Lui (fa no con la testa): Puoi chiedermi con quante donne sono andato a letto in questi due anni, o cosa faccio quando non posso dormire di notte, o quante volte volevo ammazzarmi, solo quello non puoi chiedermi.

Lei: Mentre me ne andavo, dicesti che mi capivi. Che mi amavi. E che non me lo avresti rinfacciato mai. Maledizione! Certo che posso chiederti cosa faresti se fossi al mio posto!

Lui: Sei sicura di volerlo sapere? Va bene. Tu dimmi com’è , ed io ti dirò cosa farei.

Lei: Perché vuoi farti ancora più male? Perché vuoi sapere com’è in un posto dove non potrai mai andare?

Lui: Perché dovrei esserci io lì, cazzo!

Il mendicante fuori di colpo smette di suonare. Il mondo tace.

Lei (dopo un po’): Che cosa vuoi dire?

Lui: Ricevetti la lettera per primo. Non dormii per tutta la notte. Rileggevo la lettera ancora e ancora. La lettera del mio futuro. E accanto a me c’eri tu. Dormivi come un angelo.
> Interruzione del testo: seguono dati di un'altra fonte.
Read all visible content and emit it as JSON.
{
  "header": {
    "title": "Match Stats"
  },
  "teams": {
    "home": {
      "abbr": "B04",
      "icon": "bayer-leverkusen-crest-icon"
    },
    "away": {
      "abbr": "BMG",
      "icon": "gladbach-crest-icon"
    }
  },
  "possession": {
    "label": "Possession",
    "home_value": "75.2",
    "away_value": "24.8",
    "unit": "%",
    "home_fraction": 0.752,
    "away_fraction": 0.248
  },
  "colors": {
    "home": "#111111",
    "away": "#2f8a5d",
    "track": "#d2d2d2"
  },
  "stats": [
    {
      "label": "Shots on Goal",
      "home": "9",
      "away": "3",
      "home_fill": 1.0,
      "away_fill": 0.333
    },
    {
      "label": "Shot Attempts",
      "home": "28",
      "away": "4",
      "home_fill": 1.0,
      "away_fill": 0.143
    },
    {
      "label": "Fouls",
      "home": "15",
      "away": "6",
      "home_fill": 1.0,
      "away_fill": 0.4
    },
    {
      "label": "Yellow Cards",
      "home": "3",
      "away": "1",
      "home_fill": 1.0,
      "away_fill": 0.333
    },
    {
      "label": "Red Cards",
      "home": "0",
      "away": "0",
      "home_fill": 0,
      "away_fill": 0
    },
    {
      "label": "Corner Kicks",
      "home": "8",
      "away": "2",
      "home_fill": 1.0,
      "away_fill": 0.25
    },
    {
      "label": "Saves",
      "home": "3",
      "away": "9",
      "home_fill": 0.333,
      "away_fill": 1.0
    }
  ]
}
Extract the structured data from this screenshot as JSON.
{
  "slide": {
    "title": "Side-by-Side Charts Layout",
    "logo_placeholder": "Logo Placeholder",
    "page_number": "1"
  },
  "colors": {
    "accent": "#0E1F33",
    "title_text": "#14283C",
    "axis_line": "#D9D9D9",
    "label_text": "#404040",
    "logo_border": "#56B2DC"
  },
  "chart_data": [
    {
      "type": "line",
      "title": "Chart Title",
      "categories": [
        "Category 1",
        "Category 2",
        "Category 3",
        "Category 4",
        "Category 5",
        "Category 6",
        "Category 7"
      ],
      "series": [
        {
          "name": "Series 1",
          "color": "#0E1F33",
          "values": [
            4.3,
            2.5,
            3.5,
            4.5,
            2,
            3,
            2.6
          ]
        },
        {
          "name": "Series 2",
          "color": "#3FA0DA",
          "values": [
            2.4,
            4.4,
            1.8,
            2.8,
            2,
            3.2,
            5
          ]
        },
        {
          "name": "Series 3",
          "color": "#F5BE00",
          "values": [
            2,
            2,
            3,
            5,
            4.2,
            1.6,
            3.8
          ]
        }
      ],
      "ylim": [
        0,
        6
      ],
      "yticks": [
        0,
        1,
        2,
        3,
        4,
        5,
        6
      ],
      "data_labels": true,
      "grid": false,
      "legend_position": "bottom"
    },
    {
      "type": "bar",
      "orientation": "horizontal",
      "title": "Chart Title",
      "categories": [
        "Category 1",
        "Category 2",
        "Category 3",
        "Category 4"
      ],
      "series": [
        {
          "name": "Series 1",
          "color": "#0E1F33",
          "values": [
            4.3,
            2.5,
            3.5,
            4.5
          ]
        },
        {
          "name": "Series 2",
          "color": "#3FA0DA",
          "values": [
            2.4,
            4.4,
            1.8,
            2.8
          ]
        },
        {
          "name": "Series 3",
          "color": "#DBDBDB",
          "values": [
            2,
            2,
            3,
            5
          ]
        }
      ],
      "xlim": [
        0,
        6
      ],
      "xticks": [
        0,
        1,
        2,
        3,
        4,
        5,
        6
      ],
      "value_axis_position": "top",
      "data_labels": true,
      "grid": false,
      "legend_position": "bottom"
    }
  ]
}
Lì c’era il tuo cactus, i tuoi vestiti con l’odore di noce di cocco, e i tuoi libri, sempre sparsi per l’appartamento. Al mattino, quando il sole era già sorto, salii e mandai il mio rifiuto. Scelsi te perché tu eri l’unica cosa tangibile nella mia vita.

Lei si copre la bocca con la mano e lo guarda con gli occhi spalancati, stordita. Poi si allunga verso di lui, ma Lui si alza e si rimette il cappello.

Lui: Hai ragione. Perché farmi male? Non potrò mai andare .

Va alla porta e afferra la maniglia. Si gira verso di lei.

Lui: Domani ti manderò il cactus. Le cose che crescono devono essere in un luogo dove c’è il futuro, e non in un luogo dove tutto rimane lo stesso. Buona fortuna.

Lui se ne va. Lei rimane seduta, con la mano sulla bocca aperta.